Correção nas regras dos direitos trabalhistas
Sobre as medidas provisórias 664 e 665, o ministro reiterou que as propostas corrigem “algumas distorções e alguns excessos” em alguns programas, como a pensão por morte. Na avaliação dele, o Brasil está “completamente fora da curva” no pagamento de alguns programas, na comparação com outros países.

Por exemplo, no Seguro-desemprego. Hoje o País despende R$ 40 bilhões com esse benefício, que é uma proteção de todo trabalhador. E vai continuar protegendo o trabalhador quando ele é demitido e precisa, disse Mercadante. “Porém, 74% do benefício está sendo pago ao trabalhador no primeiro emprego”, revelou.

“Então, um trabalhador jovem trabalha seis meses e, quando sai, recebe o FGTS, mais 40% de multa sobre esse FGTS. Recebe férias proporcionais. Recebe aviso prévio proporcional. Décimo terceiro proporcional. Abono salarial integral (porque hoje se ele trabalhar um mês, já recebe um décimo quarto salário, que é o abono salarial). E, depois, recebe o Seguro-desemprego”, elencou.

Na visão do governo, isso estimula uma rotatividade que não é desejável. “Com taxas de desemprego que são as menores da nossa história, o Seguro-desemprego vem crescendo ano a ano e está chegando a um patamar de R$ 40 bilhões. Por isso, é preciso fazer o ajuste para preservar o Seguro-desemprego e exigir um tempo maior, principalmente no primeiro emprego, para que não haja um distorção que é visível no programa”, acrescentou o ministro.

Aloizio Mercadante lembrou que quem paga essa conta é toda a sociedade, por meio dos impostos. E que o governo entende que está, com as mudanças, incentivando a cultura do trabalho. “[O trabalhador precisa] saber que é na carreira, na eficiência, na disciplina, na dedicação, que as pessoas crescem.
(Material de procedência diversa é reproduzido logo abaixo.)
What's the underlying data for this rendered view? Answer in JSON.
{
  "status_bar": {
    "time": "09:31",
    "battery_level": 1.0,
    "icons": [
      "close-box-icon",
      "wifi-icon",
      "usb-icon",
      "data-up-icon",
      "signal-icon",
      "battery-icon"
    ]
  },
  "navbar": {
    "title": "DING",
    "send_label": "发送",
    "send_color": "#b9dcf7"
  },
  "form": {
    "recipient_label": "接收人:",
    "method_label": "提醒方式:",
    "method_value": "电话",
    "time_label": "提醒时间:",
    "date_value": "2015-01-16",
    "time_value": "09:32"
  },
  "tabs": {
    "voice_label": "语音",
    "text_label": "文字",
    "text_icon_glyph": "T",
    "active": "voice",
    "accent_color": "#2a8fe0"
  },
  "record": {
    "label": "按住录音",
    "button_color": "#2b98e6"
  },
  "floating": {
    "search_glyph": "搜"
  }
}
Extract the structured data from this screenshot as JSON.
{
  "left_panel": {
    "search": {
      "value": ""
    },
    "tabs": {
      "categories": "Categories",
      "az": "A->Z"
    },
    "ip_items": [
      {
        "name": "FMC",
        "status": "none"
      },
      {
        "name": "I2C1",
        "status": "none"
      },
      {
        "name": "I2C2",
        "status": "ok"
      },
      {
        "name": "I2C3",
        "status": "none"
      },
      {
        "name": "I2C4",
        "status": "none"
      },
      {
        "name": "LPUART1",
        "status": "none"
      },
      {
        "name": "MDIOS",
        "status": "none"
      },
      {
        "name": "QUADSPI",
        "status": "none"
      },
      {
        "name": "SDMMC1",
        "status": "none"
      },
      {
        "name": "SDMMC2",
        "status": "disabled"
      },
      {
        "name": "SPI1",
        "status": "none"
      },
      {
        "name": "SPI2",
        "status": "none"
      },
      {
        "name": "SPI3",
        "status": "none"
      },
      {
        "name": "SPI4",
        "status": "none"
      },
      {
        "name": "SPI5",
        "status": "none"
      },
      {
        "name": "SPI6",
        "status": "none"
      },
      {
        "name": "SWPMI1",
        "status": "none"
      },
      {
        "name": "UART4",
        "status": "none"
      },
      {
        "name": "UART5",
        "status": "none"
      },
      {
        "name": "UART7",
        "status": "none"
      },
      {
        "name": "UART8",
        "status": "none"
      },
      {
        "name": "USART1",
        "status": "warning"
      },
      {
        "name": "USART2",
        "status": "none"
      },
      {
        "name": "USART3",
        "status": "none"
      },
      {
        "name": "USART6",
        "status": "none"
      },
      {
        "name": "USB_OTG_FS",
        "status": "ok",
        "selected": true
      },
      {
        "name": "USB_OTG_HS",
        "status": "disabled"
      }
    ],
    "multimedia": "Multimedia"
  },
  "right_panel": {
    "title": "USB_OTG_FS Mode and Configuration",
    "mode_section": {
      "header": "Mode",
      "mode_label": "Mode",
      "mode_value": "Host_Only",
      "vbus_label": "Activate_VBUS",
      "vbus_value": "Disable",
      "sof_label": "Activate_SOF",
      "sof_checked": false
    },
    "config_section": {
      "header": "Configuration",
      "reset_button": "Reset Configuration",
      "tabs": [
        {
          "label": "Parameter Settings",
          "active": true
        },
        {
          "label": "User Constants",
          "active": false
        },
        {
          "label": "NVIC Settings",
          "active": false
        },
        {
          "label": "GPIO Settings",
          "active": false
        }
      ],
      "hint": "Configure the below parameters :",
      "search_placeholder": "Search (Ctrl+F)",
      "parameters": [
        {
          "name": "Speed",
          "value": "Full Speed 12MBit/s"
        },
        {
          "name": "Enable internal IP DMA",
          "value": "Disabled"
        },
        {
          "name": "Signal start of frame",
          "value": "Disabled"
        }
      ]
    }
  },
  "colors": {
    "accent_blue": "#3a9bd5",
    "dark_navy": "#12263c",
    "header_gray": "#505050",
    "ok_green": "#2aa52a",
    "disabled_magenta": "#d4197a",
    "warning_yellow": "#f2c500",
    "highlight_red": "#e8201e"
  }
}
Não na hora que é mandado embora”.

Outra questão é a pensão por morte. “O Brasil gasta 2,7% do Produto Interno Bruto (PIB) anual em pensões por morte. A Coreia do Sul, que é um dos países que mais se desenvolver na história recente, gasta 0,2% do PIB. O Brasil está fora da curva. Analisamos 134 países”, comentou.

E deu outro exemplo. “Hoje, [no Brasil] se a pessoa está doente, paga um mês a Previdência pelo teto. E se casa naquele mês. A sua viúva ou viúvo vai receber, pelo resto da vida, uma pensão que o País vai pagar. Sem que tenha havido nenhuma contribuição. E os outros, que contribuíram ao longo de todo o seu trabalho para poder garantir a sua pensão.Então, estamos criando regras básicas, algumas condicionalidades, para que o País se alinhe o que é pensão por morte no resto do mundo”.

Mercadante informou que já foram instaladas duas comissões para a votação das medidas no Congresso. “Fizemos uma reunião com os coordenados [das comissões]. Os presidentes e relatores e a bancada do PT. Discutimos detalhe por detalhe dessas medidas com a equipe econômica. Temos feito com todas as bancadas da base, no sentido de mostrar a importância estratégica dessas medidas”.

Grau de investimento reconhece esforço fiscal do Brasil
Aloizio Mercadante afirmou que manutenção do grau de investimento para o Brasil, pela agência de classificação de risco Standard & Poor’s (S&P) representa exatamente o reconhecimento do esforço do governo em ajustar as contas públicas. Ressalvou, no entanto, que isso não reduz a responsabilidade do governo nesta questão.

Lembrou ainda que existe uma liquidez muito grande no mercado internacional. “A Europa está colocando 60 bilhões de euros por mês no mercado. O Japão, US$ 60 bilhões, aproximadamente. E essa liquidez [dinheiro] pode vir para o Brasil. Somos a sétima economia do mundo. Temos programas de investimento em infraestrutura muito importantes, que começam a dar resultados. Como a Ponte Rio-Niterói, que teve um deságio muito alto, um investimento de R$ 1,3 bilhão a mais,que vai melhorar uma concessão que já existia. O consumidor paga menos e os investimentos melhoram a infraestrutura viária, melhorando a economia do Rio de Janeiro.”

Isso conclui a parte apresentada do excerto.